WorkloadTools is a collection of tools to collect, analyze and replay workloads on a SQL Server instance.
SqlWorkload is a command line tool to start workload collection, analyze the collected data and replay the workload to a target machine, all in real-time.
SqlWorkload can connect to a SQL Server instance and capture execution related events via SqlTrace or Extended Events. These events are processed and passed to "consumers" that can replay the events to a target instance in real-time and analyze the statements.
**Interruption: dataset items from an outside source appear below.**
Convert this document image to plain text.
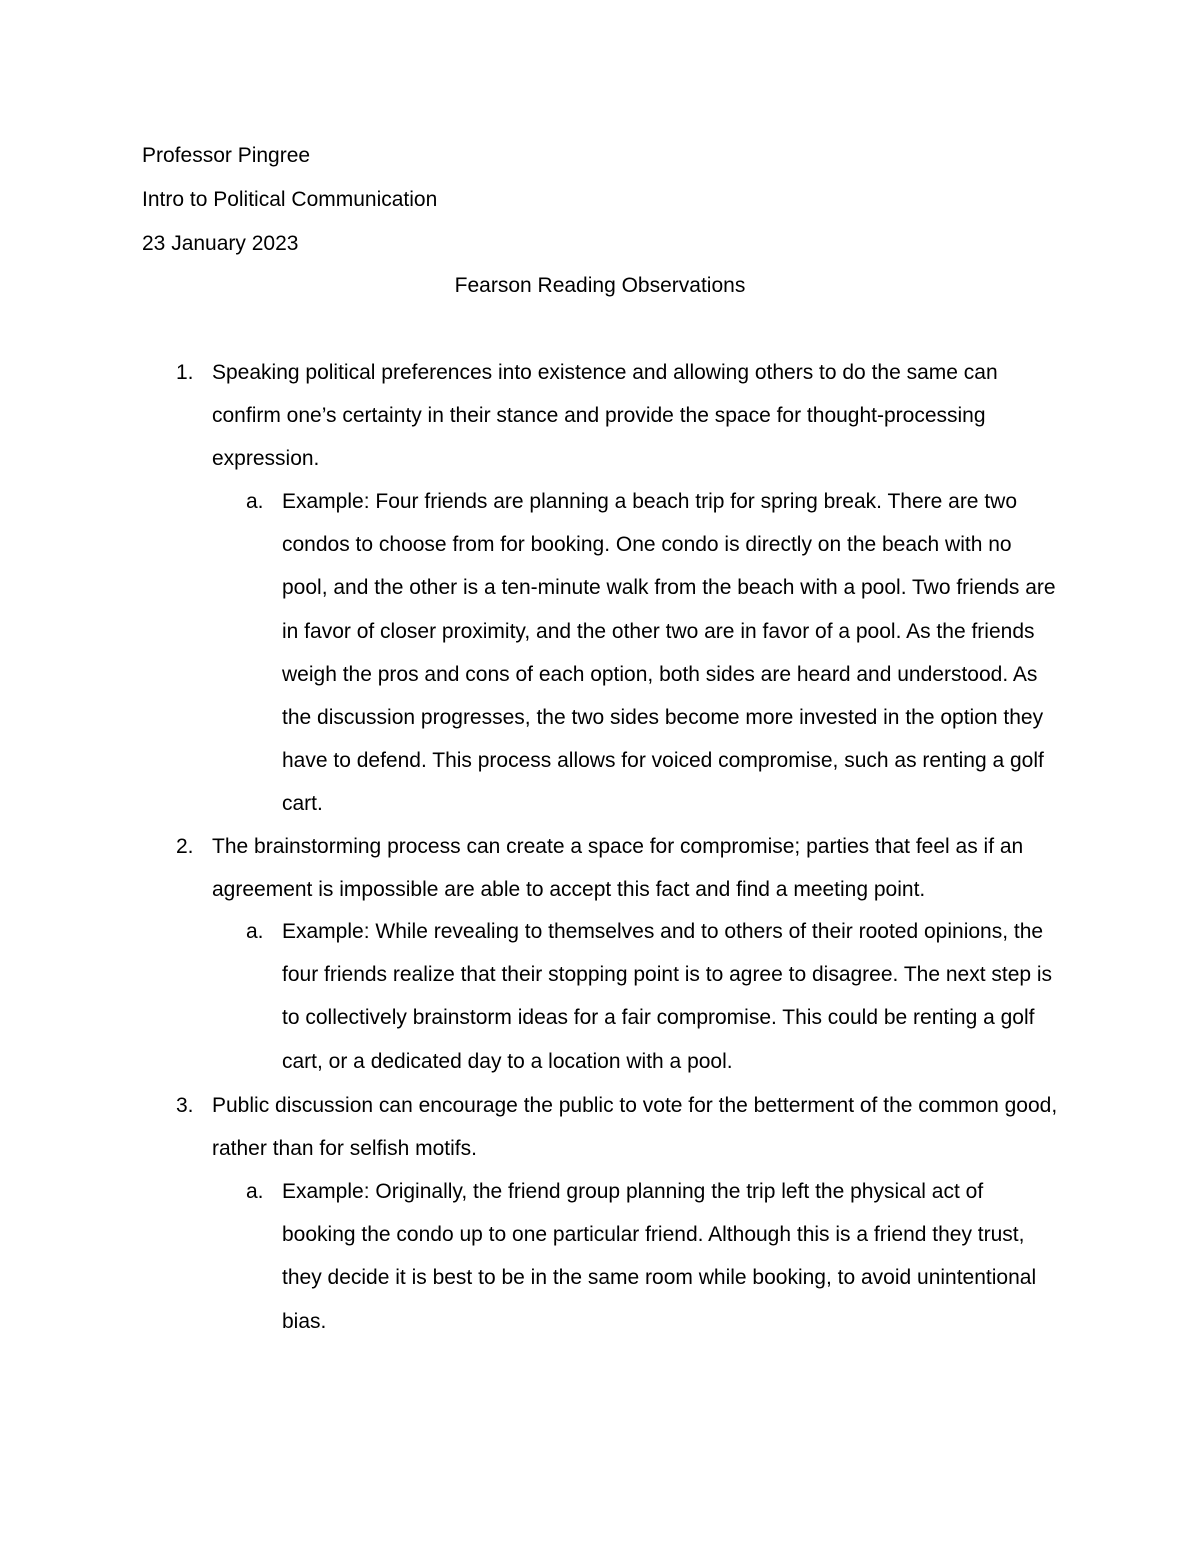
Professor Pingree
Intro to Political Communication
23 January 2023
Fearson Reading Observations
1. Speaking political preferences into existence and allowing others to do the same can confirm one’s certainty in their stance and provide the space for thought-processing expression.
a. Example: Four friends are planning a beach trip for spring break. There are two condos to choose from for booking. One condo is directly on the beach with no pool, and the other is a ten-minute walk from the beach with a pool. Two friends are in favor of closer proximity, and the other two are in favor of a pool. As the friends weigh the pros and cons of each option, both sides are heard and understood. As the discussion progresses, the two sides become more invested in the option they have to defend. This process allows for voiced compromise, such as renting a golf cart.
2. The brainstorming process can create a space for compromise; parties that feel as if an agreement is impossible are able to accept this fact and find a meeting point.
a. Example: While revealing to themselves and to others of their rooted opinions, the four friends realize that their stopping point is to agree to disagree. The next step is to collectively brainstorm ideas for a fair compromise. This could be renting a golf cart, or a dedicated day to a location with a pool.
3. Public discussion can encourage the public to vote for the betterment of the common good, rather than for selfish motifs.
a. Example: Originally, the friend group planning the trip left the physical act of booking the condo up to one particular friend. Although this is a friend they trust, they decide it is best to be in the same room while booking, to avoid unintentional bias.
All the batches are "normalized" (parameters and constants are stripped away) and metrics are calculated on each normalized batch, like cpu, duration, reads and writes.
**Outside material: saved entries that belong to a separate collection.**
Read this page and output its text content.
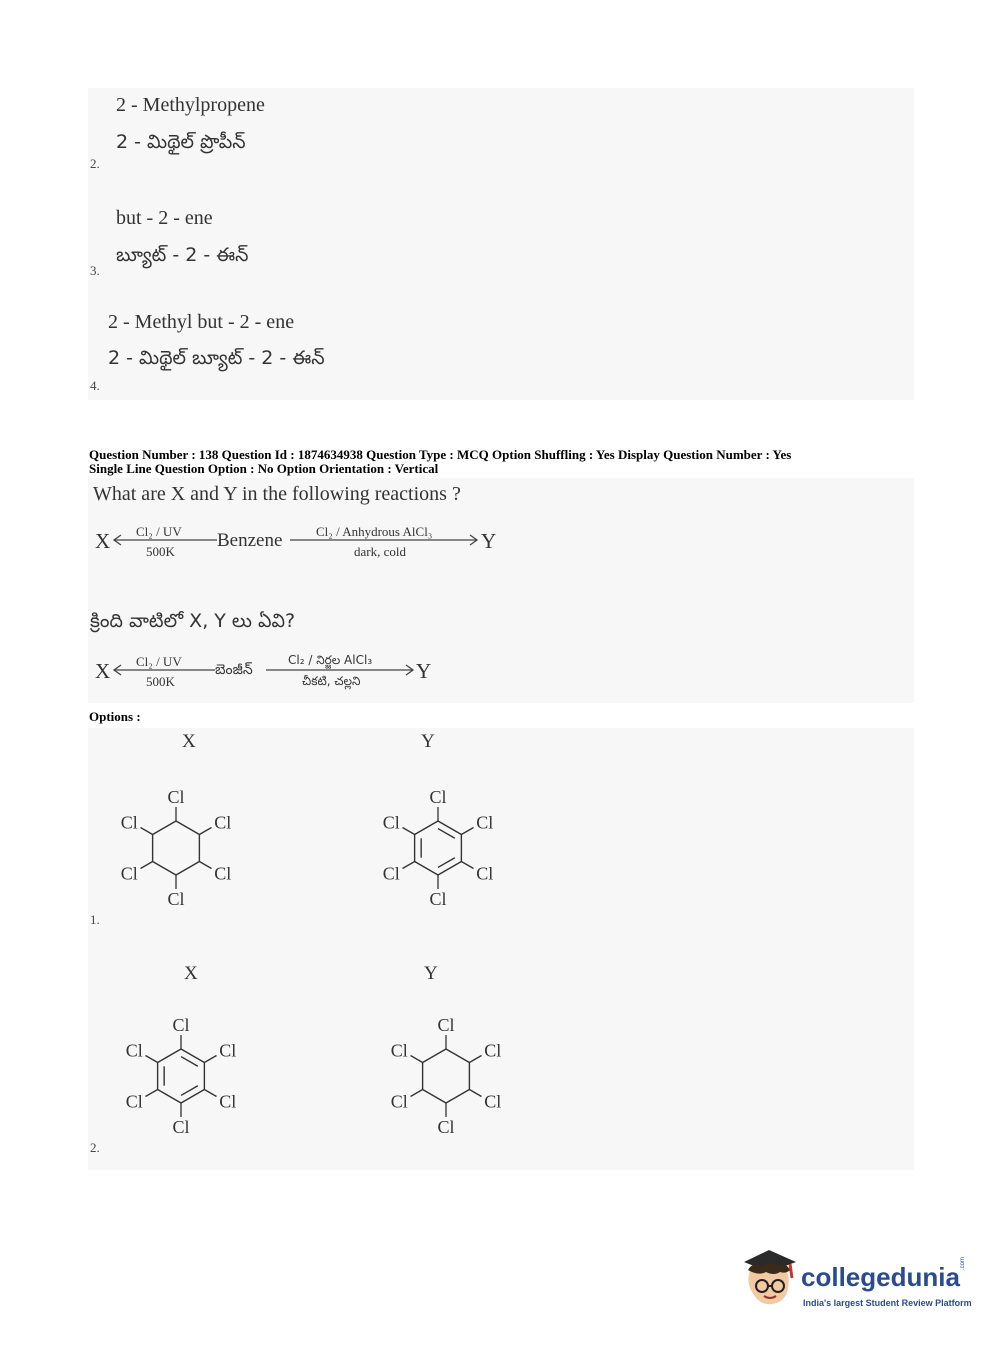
2 - Methylpropene
2 - మిథైల్ ప్రొపీన్
2.
but - 2 - ene
బ్యూట్ - 2 - ఈన్
3.
2 - Methyl but - 2 - ene
2 - మిథైల్ బ్యూట్ - 2 - ఈన్
4.
Question Number : 138 Question Id : 1874634938 Question Type : MCQ Option Shuffling : Yes Display Question Number : Yes
Single Line Question Option : No Option Orientation : Vertical
What are X and Y in the following reactions ?
X Cl₂ / UV
500K
Benzene	Cl₂ / Anhydrous AlCl₃
dark, cold	Y
క్రింది వాటిలో X, Y లు ఏవి?
X Cl₂ / UV
500K
బెంజీన్
Cl₂ / నిర్జల AlCl₃
చీకటి, చల్లని	Y
Options :
X	Y
Cl
Cl
Cl
Cl
Cl
Cl
Cl
Cl
Cl
Cl
Cl
Cl
1.
X	Y
Cl
Cl
Cl
Cl
Cl
Cl
Cl
Cl
Cl
Cl
Cl
Cl
2.
collegedunia .com
India's largest Student Review Platform
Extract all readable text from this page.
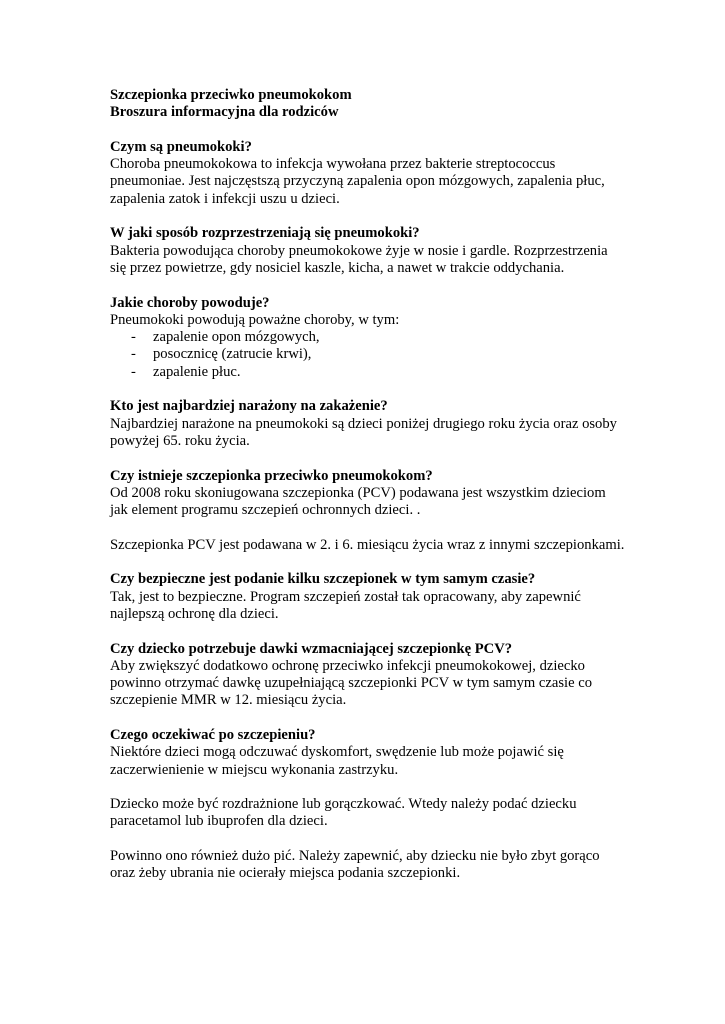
Szczepionka przeciwko pneumokokom
Broszura informacyjna dla rodziców
Czym są pneumokoki?

Choroba pneumokokowa to infekcja wywołana przez bakterie streptococcus pneumoniae. Jest najczęstszą przyczyną zapalenia opon mózgowych, zapalenia płuc, zapalenia zatok i infekcji uszu u dzieci.

W jaki sposób rozprzestrzeniają się pneumokoki?

Bakteria powodująca choroby pneumokokowe żyje w nosie i gardle. Rozprzestrzenia się przez powietrze, gdy nosiciel kaszle, kicha, a nawet w trakcie oddychania.

Jakie choroby powoduje?

Pneumokoki powodują poważne choroby, w tym:

- zapalenie opon mózgowych,
- posocznicę (zatrucie krwi),
- zapalenie płuc.
Kto jest najbardziej narażony na zakażenie?

Najbardziej narażone na pneumokoki są dzieci poniżej drugiego roku życia oraz osoby powyżej 65. roku życia.

Czy istnieje szczepionka przeciwko pneumokokom?

Od 2008 roku skoniugowana szczepionka (PCV) podawana jest wszystkim dzieciom jak element programu szczepień ochronnych dzieci. .

Szczepionka PCV jest podawana w 2. i 6. miesiącu życia wraz z innymi szczepionkami.

Czy bezpieczne jest podanie kilku szczepionek w tym samym czasie?

Tak, jest to bezpieczne. Program szczepień został tak opracowany, aby zapewnić najlepszą ochronę dla dzieci.

Czy dziecko potrzebuje dawki wzmacniającej szczepionkę PCV?

Aby zwiększyć dodatkowo ochronę przeciwko infekcji pneumokokowej, dziecko powinno otrzymać dawkę uzupełniającą szczepionki PCV w tym samym czasie co szczepienie MMR w 12. miesiącu życia.

Czego oczekiwać po szczepieniu?

Niektóre dzieci mogą odczuwać dyskomfort, swędzenie lub może pojawić się zaczerwienienie w miejscu wykonania zastrzyku.

Dziecko może być rozdrażnione lub gorączkować. Wtedy należy podać dziecku paracetamol lub ibuprofen dla dzieci.

Powinno ono również dużo pić. Należy zapewnić, aby dziecku nie było zbyt gorąco oraz żeby ubrania nie ocierały miejsca podania szczepionki.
During the analysis, additional metrics are captured and saved regularly to the analysis database:
- cpu usage
- wait stats
If you want to compare the execution of the same workload on two different machines, you can point a first instance of SqlWorkload to your production server: SqlWorkload will analyze the workload and write the metrics to a database of your choice. It will also replay the workload to a test server, where you can point a second instance of SqlWorkload to obtain the same metrics. This second instance of SqlWorkload will not perform the replay, but it will only perform the workload analysis and write it to the same database where you stored the metrics relative to production (possibly on a different schema).
Once you have captured and replayed the workload for a representative enough time, you can stop the two instances of SqlWorkload and analyze the data using the included PowerBI report.
SqlWorkload accepts a single command line switch:
--File
Path to the .JSON
configuration file
In fact, SqlWorkload supports a multitude of parameters and specifying them all in the command line can become really tedious. For this reason, SqlWorkload supports .JSON
configuration files.
Here is the list of the parameters that can be supplied in the configuration file:
{
// This section is fixed
"Controller": {
// The Listener section describes how to capture the events
"Listener":
{
// The main parameter here is the class type of the Listener
// At the moment, three Listener types are supported
// - ExtendedEventsWorkloadListener
// - SqlTraceWorkloadListener
// - ProfilerWorkloadListener
"__type": "ExtendedEventsWorkloadListener",
// For each Listener type you can supply your own script
// to customize the SqlTrace definition or the XE session
// definition. If you omit this parameter, the default
// definition will be used, which is fine 99% of the time.
"Source": "Listener\\ExtendedEvents\\sqlworkload.sql",
// The ConnectionInfo describes how to connect the Listener
"ConnectionInfo":
{
"ServerName": "SQLDEMO\\SQL2014",
// If you omit the UserName/Password, Windows authentication
// will be used
"UserName": "sa",
"Password": "P4$$w0rd!"
},
// Filters for the workload
// These are not mandatory, you can omit them
// if you don't need to filter.
// Prepend the '^' character to exclude the value
"DatabaseFilter": "DS3",
"ApplicationFilter" : "SomeAppName",
"HostFilter" : "MyComputer",
"LoginFilter": "sa"
},
// This section contains the list of the consumers
// The list can contain 0 to N consumers of different types
"Consumers":
[
{
// This is the type of the consumer
// Two types are available at the moment:
// - ReplayConsumer
// - AnalysisConsumer
"__type": "ReplayConsumer",
// The same considerations for ConnectionInfo
// valid for the Listener apply here as well
"ConnectionInfo":
{
"ServerName": "SQLDEMO\\SQL2016",
"DatabaseName": "DS3",
"UserName": "sa",
"Password": "P4$$w0rd!"
}
},
{
// Here is another example with the AnalysisConsumer
"__type": "AnalysisConsumer",
// ConnectionInfo
"ConnectionInfo":
{
"ServerName": "SQLDEMO\\SQL2016",
"DatabaseName": "DS3",
// This "SchemaName" parameter is important, because it
// decides where the analysis data is written to
"SchemaName": "baseline",
"UserName": "sa",
"Password": "P4$$w0rd!"
},
// This decides how often the metrics are aggregated and
// written to the target database
"UploadIntervalSeconds": 60
}
]
}
}
Here are some screenshots of the PowerBI report included with the tool. It can be hooked to the statistics database via Direct Query
The top filters can be used to restrict the analysis to a particular database or application or host name.
The time slicer can filter the charts to a particular date.
This table shows the queries that have regressed in the replay compared to the baseline.
Drilling on one the regressed queries will bring you to the query detail page, where you can see the text of the query (but not copy it to the clipboard - thanks PowerBI) and the stats broken down by application name, database name, host name and login name.